Rating:
# CCLS-FRINGE
### Challenge Description
Ray said that the challenge "Leaf-Similar Trees" from last LeetCode Weekly was really same-fringe problem and wrote it in the form of coroutine which he learned from a Stanford friend. Can you decrypt the cache file dumped from a language server without reading the source code? The flag is not in the form of rwctf{} because special characters cannot be used.
Downloads: [ccls-fringe.tar.xz](cache.json)
### Solution
###### Reading the binary
This challenge provided a binary cache file generated by [ccls](https://github.com/MaskRay/ccls).
To get something human-readable out of the cache file, we cloned the ccls repo and made a few hacky fixes to "re-dump" the cache file in JSON format: we found that the `RawCacheLoad` function can (basically) read a cache file and we can use `ToString` to re-serialize the file in JSON. We had to make some additional changes to make sure everything compiles. For more details, check the diff file.
We formatted the json output and got [cache.json](cache.json).
###### Reconstructing the source
At this point we assumed we had to reconstuct the source to get the flag.
We notice that the json had a lot of entries like
```json
{
"usr":276205476276871220,
"detailed_name":"std::ucontext_t *link",
"qual_name_offset":17,
"short_name_offset":17,
"short_name_size":4,
"hover":"",
"comments":"",
"declarations":[
],
"spell":"16:18-16:22|1935187987660993811|3|514",
"extent":"16:6-16:22|1935187987660993811|3|0",
"type":10680981372214796225,
"uses":[
],
"kind":253,
"storage":0
},
```
We assume that:
- the first part of the `spell` attribute(`16:18-16:22`) indicates that on line 16 of the source file, the 18th character to the 22nd character is the shortname, `link`.

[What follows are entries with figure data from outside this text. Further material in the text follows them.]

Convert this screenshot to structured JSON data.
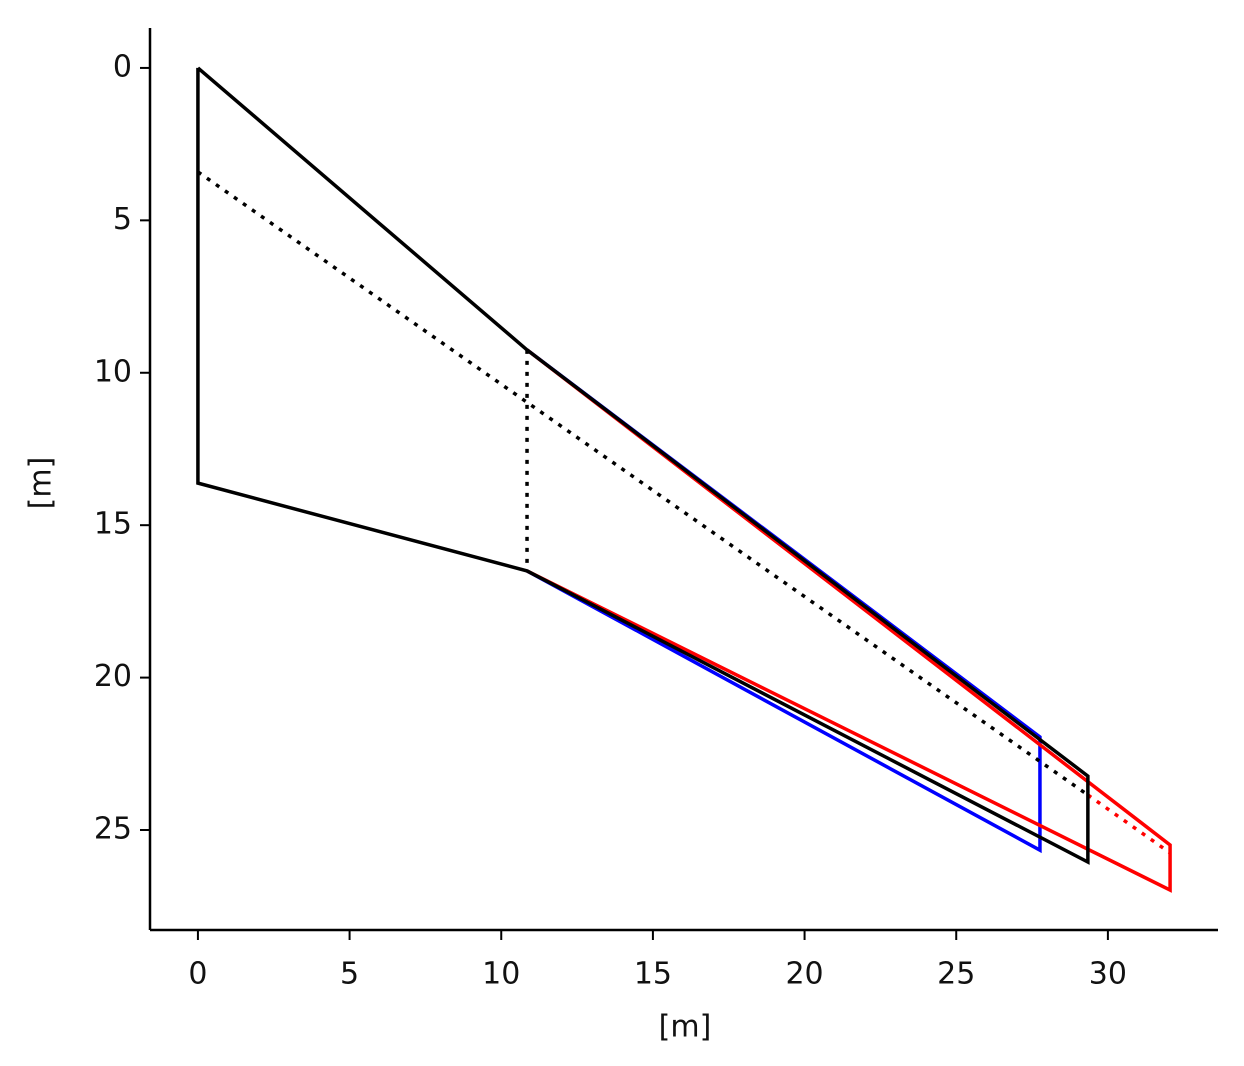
{
  "chart_data": {
    "type": "line",
    "x_label": "[m]",
    "y_label": "[m]",
    "xlim": [
      -1.58,
      33.63
    ],
    "ylim": [
      28.28,
      -1.31
    ],
    "xticks": [
      0,
      5,
      10,
      15,
      20,
      25,
      30
    ],
    "yticks": [
      0,
      5,
      10,
      15,
      20,
      25
    ],
    "series": [
      {
        "color": "#0000ff",
        "style": "solid",
        "x": [
          10.85,
          27.76,
          27.76,
          10.85
        ],
        "values": [
          9.25,
          21.95,
          25.66,
          16.5
        ]
      },
      {
        "color": "#ff0000",
        "style": "solid",
        "x": [
          10.85,
          32.05,
          32.05,
          10.85
        ],
        "values": [
          9.25,
          25.49,
          26.97,
          16.5
        ]
      },
      {
        "color": "#ff0000",
        "style": "dotted",
        "x": [
          29.34,
          32.05
        ],
        "values": [
          23.85,
          25.75
        ]
      },
      {
        "color": "#000000",
        "style": "solid",
        "x": [
          0,
          10.85,
          29.34,
          29.34,
          10.85,
          0,
          0
        ],
        "values": [
          0,
          9.25,
          23.23,
          26.05,
          16.5,
          13.62,
          0
        ]
      },
      {
        "color": "#000000",
        "style": "dotted",
        "x": [
          0,
          29.34
        ],
        "values": [
          3.41,
          23.85
        ]
      },
      {
        "color": "#000000",
        "style": "dotted",
        "x": [
          10.85,
          10.85
        ],
        "values": [
          9.25,
          16.5
        ]
      }
    ]
  }
}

- similarily, the `extent` attribute indicates that on line 16 of the source file, the 6th character to the 22nd character is the detailed name. However in this case, the length doesn't match, so they probably used `using namespace std; ` and omitted the `std::` part.
After we generated some of the source, we noticed that there are a few varibles that are written in weird locations.
![source](partial_source.png)
Also, there is a `flag is here` comment with the statement `int b` in the cache json. So the final flag is `blesswodwhoisinhk`.